OpenAI launches GPT-Live voice models with full-duplex streaming and live delegation
OpenAI announced GPT‑Live, a new generation of voice models built on full-duplex architecture that enables simultaneous listening and speaking. Unlike previous cascaded approaches (transcribe→generate→synthesize) or turn-based models that wait for silence, GPT‑Live makes interaction decisions many times per second: whether to speak, pause, continue listening, or invoke tools. The model can produce backchannel signals ('mhmm', 'yeah') and engage in natural conversational flow rather than rigid back-and-forth exchanges.
GPT‑Live includes a delegation mechanism for complex tasks: when a question requires web search, deeper reasoning, or agentic work, GPT‑Live delegates to frontier models (initially GPT‑5.5 Instant) while maintaining the conversation flow. This decoupling allows the voice interaction layer to stay responsive while background models handle computation-heavy tasks. Two versions launched: GPT‑Live‑1 and GPT‑Live‑1 mini. OpenAI plans to bring both to the API soon for developers and enterprises. The models are currently rolling out to ChatGPT Voice users globally.

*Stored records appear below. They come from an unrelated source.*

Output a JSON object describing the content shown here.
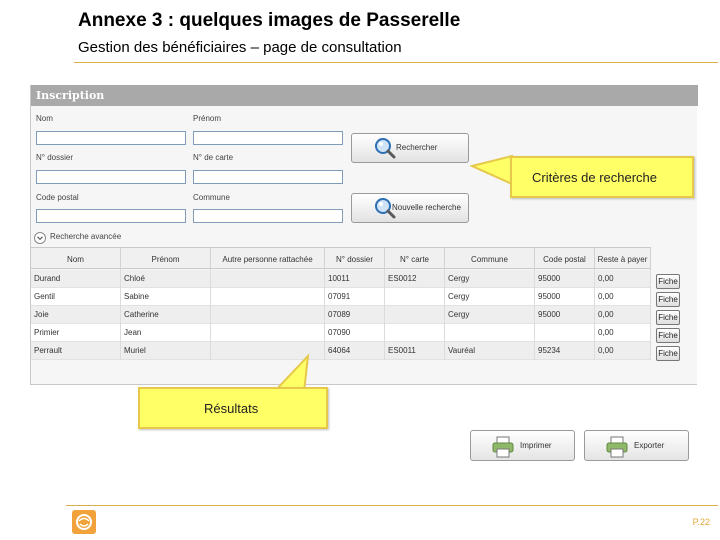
{
  "slide": {
    "title": "Annexe 3 : quelques images de Passerelle",
    "subtitle": "Gestion des bénéficiaires – page de consultation",
    "page_number": "P.22"
  },
  "app": {
    "header_title": "Inscription",
    "form": {
      "nom_label": "Nom",
      "prenom_label": "Prénom",
      "dossier_label": "N° dossier",
      "carte_label": "N° de carte",
      "postal_label": "Code postal",
      "commune_label": "Commune",
      "nom_value": "",
      "prenom_value": "",
      "dossier_value": "",
      "carte_value": "",
      "postal_value": "",
      "commune_value": ""
    },
    "buttons": {
      "search_label": "Rechercher",
      "new_search_label": "Nouvelle recherche",
      "advanced_label": "Recherche avancée",
      "fiche_label": "Fiche",
      "print_label": "Imprimer",
      "export_label": "Exporter"
    },
    "table": {
      "columns": [
        "Nom",
        "Prénom",
        "Autre personne rattachée",
        "N° dossier",
        "N° carte",
        "Commune",
        "Code postal",
        "Reste à payer"
      ],
      "rows": [
        [
          "Durand",
          "Chloé",
          "",
          "10011",
          "ES0012",
          "Cergy",
          "95000",
          "0,00"
        ],
        [
          "Gentil",
          "Sabine",
          "",
          "07091",
          "",
          "Cergy",
          "95000",
          "0,00"
        ],
        [
          "Joie",
          "Catherine",
          "",
          "07089",
          "",
          "Cergy",
          "95000",
          "0,00"
        ],
        [
          "Primier",
          "Jean",
          "",
          "07090",
          "",
          "",
          "",
          "0,00"
        ],
        [
          "Perrault",
          "Muriel",
          "",
          "64064",
          "ES0011",
          "Vauréal",
          "95234",
          "0,00"
        ]
      ]
    }
  },
  "callouts": {
    "criteria": "Critères de recherche",
    "results": "Résultats"
  },
  "icons": {
    "search": "magnifier-icon",
    "print": "printer-icon",
    "chevron": "chevron-down-icon",
    "logo": "company-logo"
  },
  "colors": {
    "accent_gold": "#d8b04a",
    "callout_yellow": "#ffff66",
    "header_gray": "#a9a9a9"
  }
}
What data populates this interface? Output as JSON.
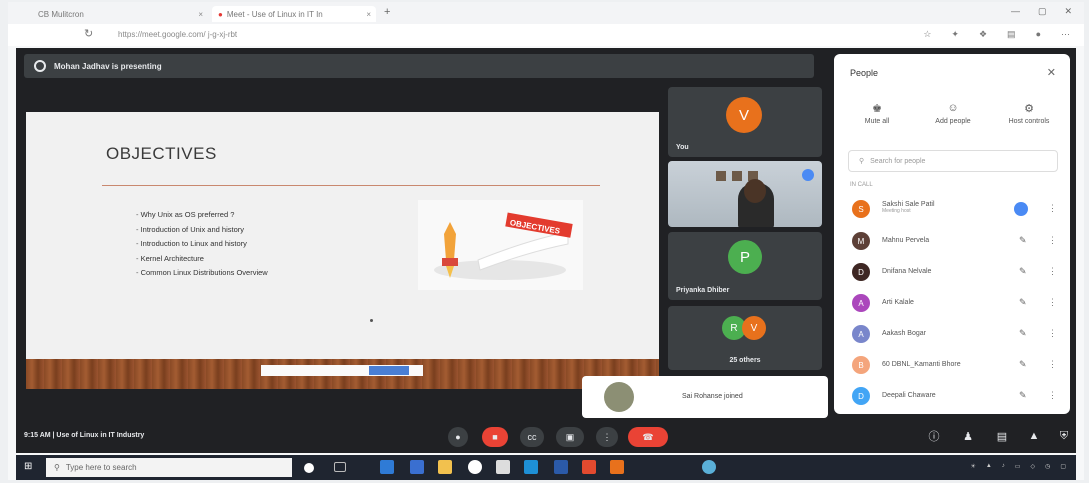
{
  "browser": {
    "tabs": [
      "CB Mulitcron",
      "Meet - Use of Linux in IT In"
    ],
    "address": "https://meet.google.com/ j-g-xj-rbt",
    "new_tab": "+"
  },
  "presenting": {
    "text": "Mohan Jadhav is presenting"
  },
  "slide": {
    "title": "OBJECTIVES",
    "bullets": [
      "Why Unix as OS preferred ?",
      "Introduction of Unix and history",
      "Introduction to Linux and history",
      "Kernel Architecture",
      "Common Linux Distributions Overview"
    ],
    "graphic_label": "OBJECTIVES"
  },
  "tiles": {
    "you": {
      "initial": "V",
      "label": "You",
      "color": "#e8711c"
    },
    "priyanka": {
      "initial": "P",
      "label": "Priyanka Dhiber",
      "color": "#4caf50"
    },
    "others": {
      "initials": [
        "R",
        "V"
      ],
      "colors": [
        "#4caf50",
        "#e8711c"
      ],
      "label": "25 others"
    }
  },
  "toast": {
    "text": "Sai Rohanse joined"
  },
  "footer": {
    "meeting": "9:15 AM  |  Use of Linux in IT Industry"
  },
  "people": {
    "title": "People",
    "actions": [
      {
        "icon": "♚",
        "label": "Mute all"
      },
      {
        "icon": "☺",
        "label": "Add people"
      },
      {
        "icon": "⚙",
        "label": "Host controls"
      }
    ],
    "search_placeholder": "Search for people",
    "section": "IN CALL",
    "participants": [
      {
        "initial": "S",
        "name": "Sakshi Sale Patil",
        "sub": "Meeting host",
        "color": "#e8711c",
        "speaking": true
      },
      {
        "initial": "M",
        "name": "Mahnu Pervela",
        "color": "#5d4037",
        "speaking": false
      },
      {
        "initial": "D",
        "name": "Dnifana Nelvale",
        "color": "#3e2723",
        "speaking": false
      },
      {
        "initial": "A",
        "name": "Arti Kalale",
        "color": "#ab47bc",
        "speaking": false
      },
      {
        "initial": "A",
        "name": "Aakash Bogar",
        "color": "#7986cb",
        "speaking": false
      },
      {
        "initial": "B",
        "name": "60 DBNL_Kamanti Bhore",
        "color": "#f4a57c",
        "speaking": false
      },
      {
        "initial": "D",
        "name": "Deepali Chaware",
        "color": "#42a5f5",
        "speaking": false
      }
    ]
  },
  "taskbar": {
    "search_placeholder": "Type here to search"
  }
}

Human evaluations show GPT‑Live‑1 is strongly preferred over ChatGPT Advanced Voice Mode on conversational pleasantness, turn-taking, interruption handling, and naturalness. On GPQA (expert-level scientific reasoning), GPT‑Live‑1 substantially outperforms Advanced Voice Mode. On BrowseComp (agentic web search), GPT‑Live‑1 shows strong gains. The move addresses architectural limitations of previous generations: cascaded models lost information across handoffs and felt slow; turn-based models required silence detection and felt rigid.

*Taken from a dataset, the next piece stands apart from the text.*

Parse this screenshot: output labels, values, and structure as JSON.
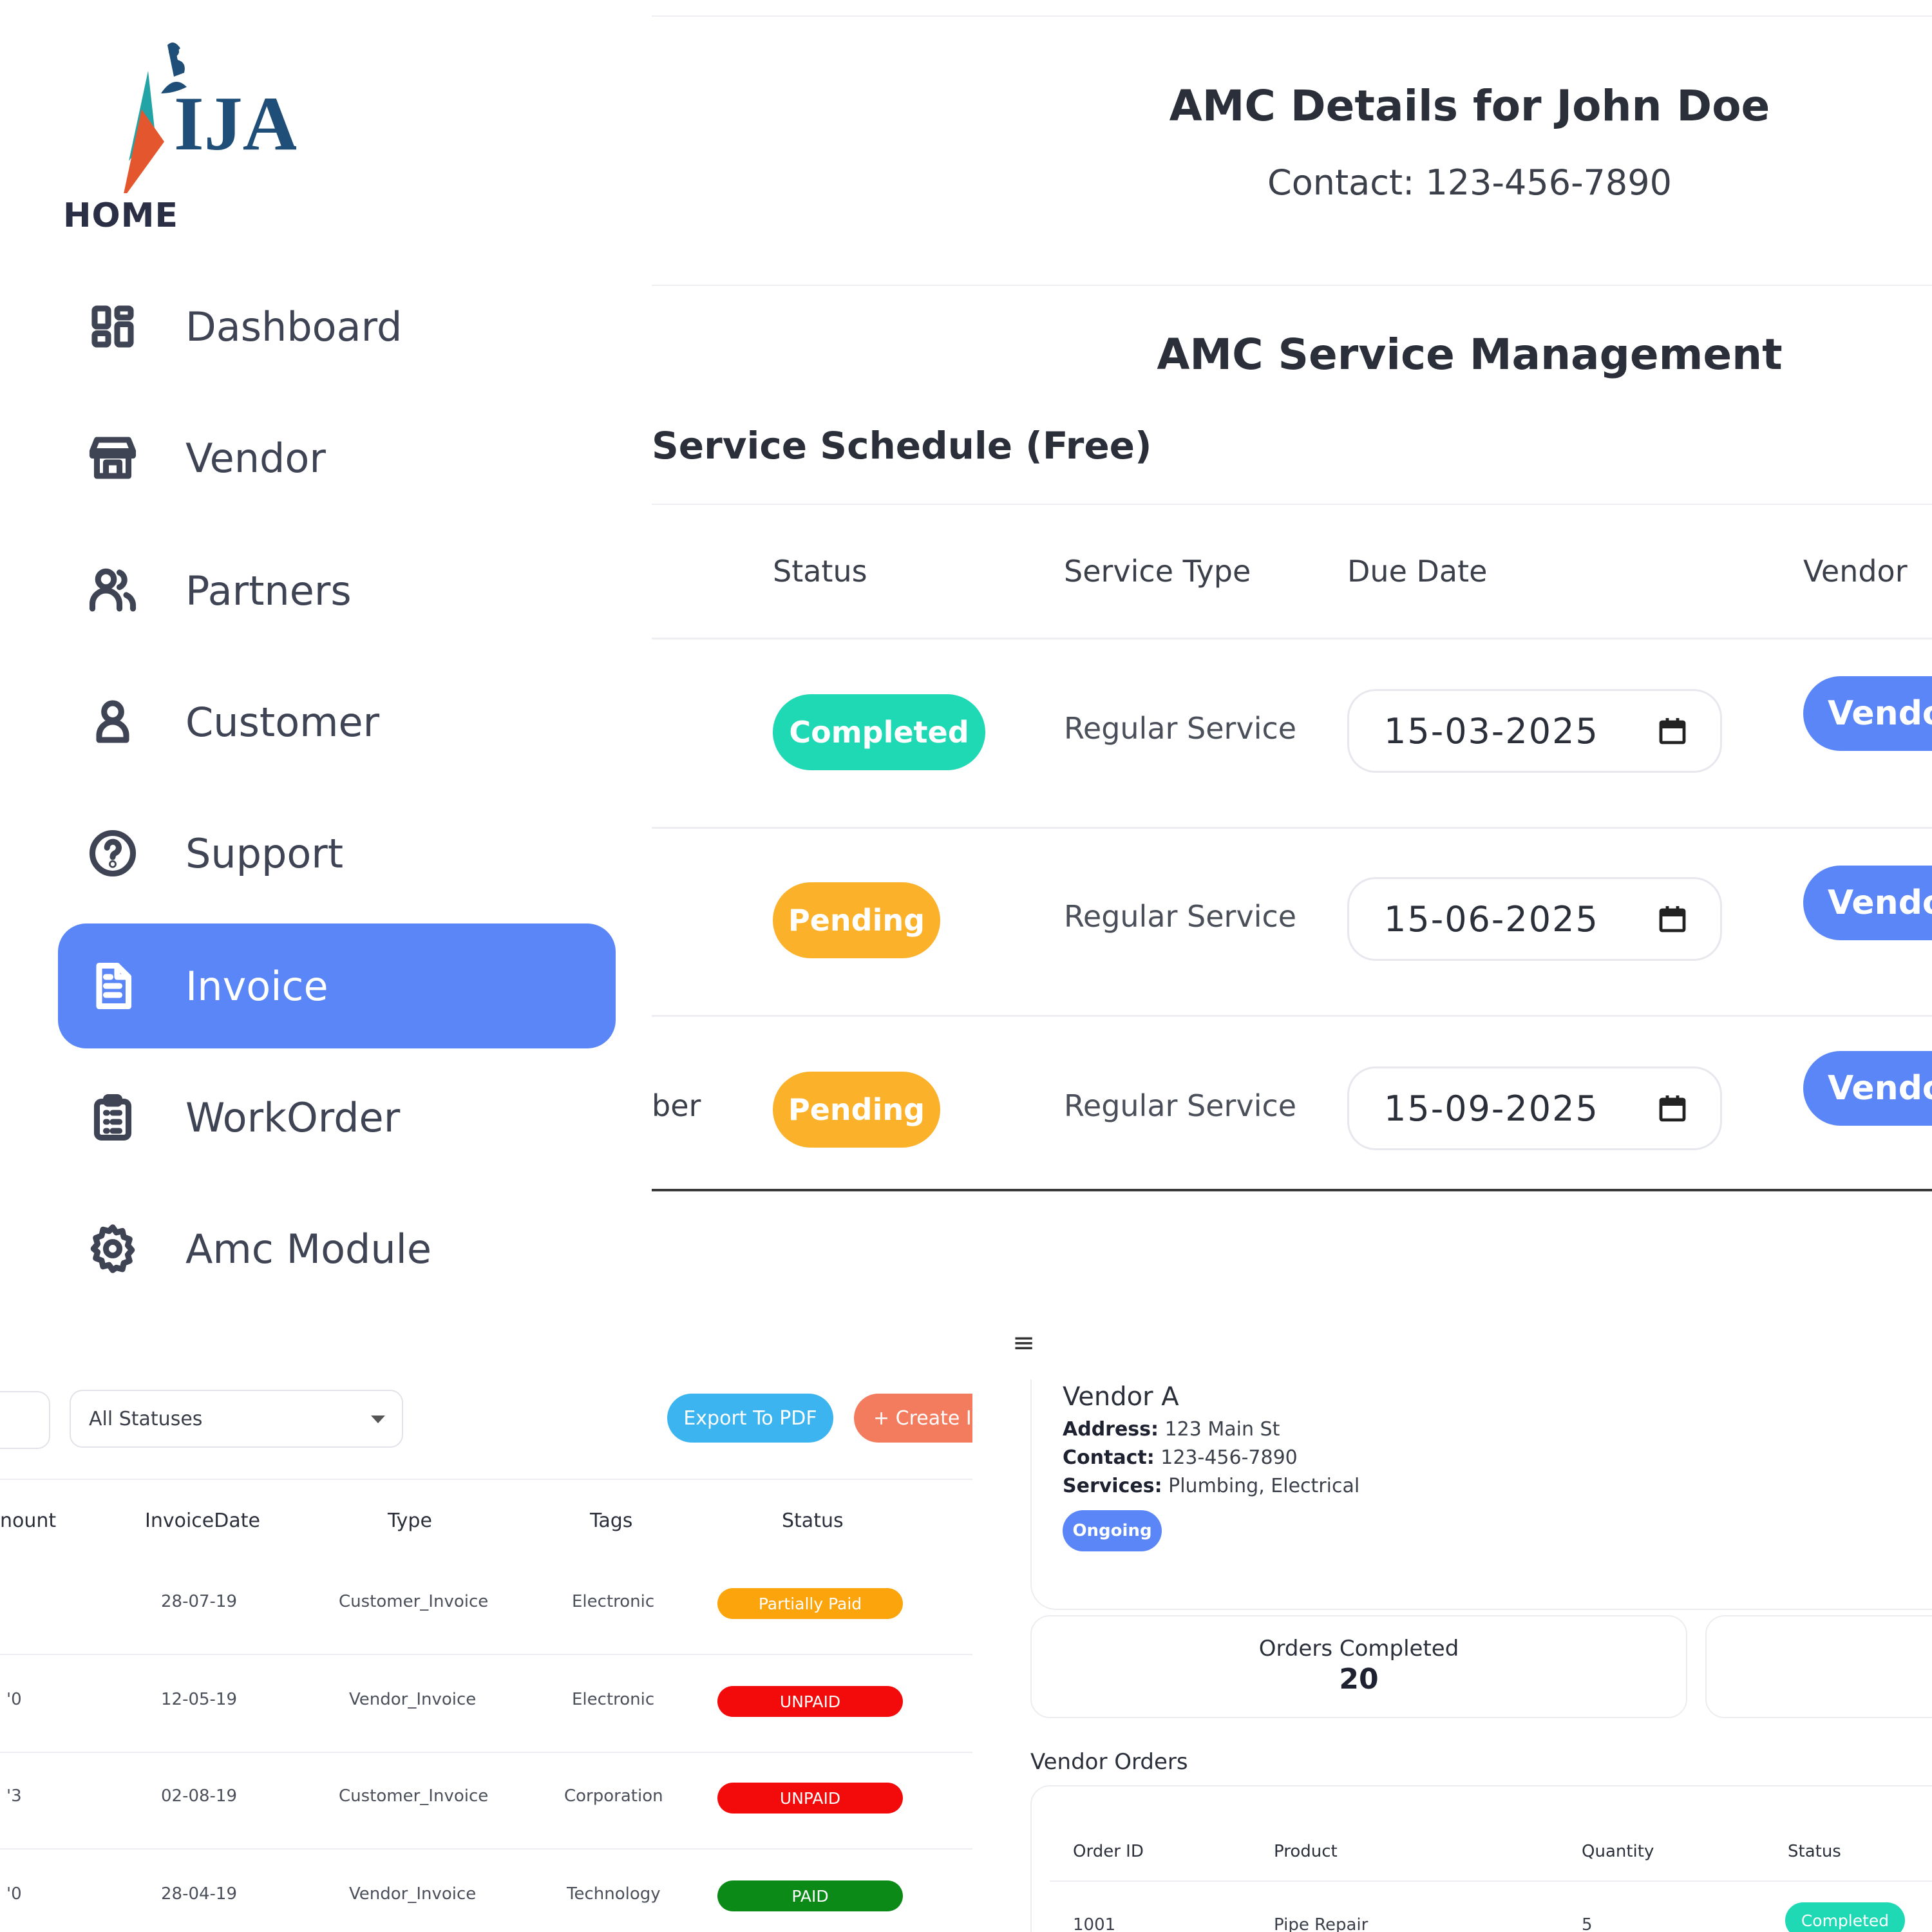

For architects building voice-native agents and multimodal systems, GPT‑Live signals OpenAI's shift toward continuous, stateful voice interactions that can maintain context across multiple async background tasks. The full-duplex + delegation pattern is architecturally significant: it separates the interaction layer (low-latency voice) from the reasoning layer (higher-latency models and tools), enabling real-time responsiveness even when the backend is occupied. This design mirrors agentic patterns where agents need to show activity ('thinking out loud') while executing tools in parallel.
Sources
- Primary source
- Introducing GPT‑Live
“GPT-Live is built on a full-duplex architecture, meaning it can listen and speak at the same time. During conversations, GPT‑Live can show it's paying attention with phrases like 'mhmm' or 'yeah', engage in quick back-and-forth, or just stay quiet when you need a moment to think.”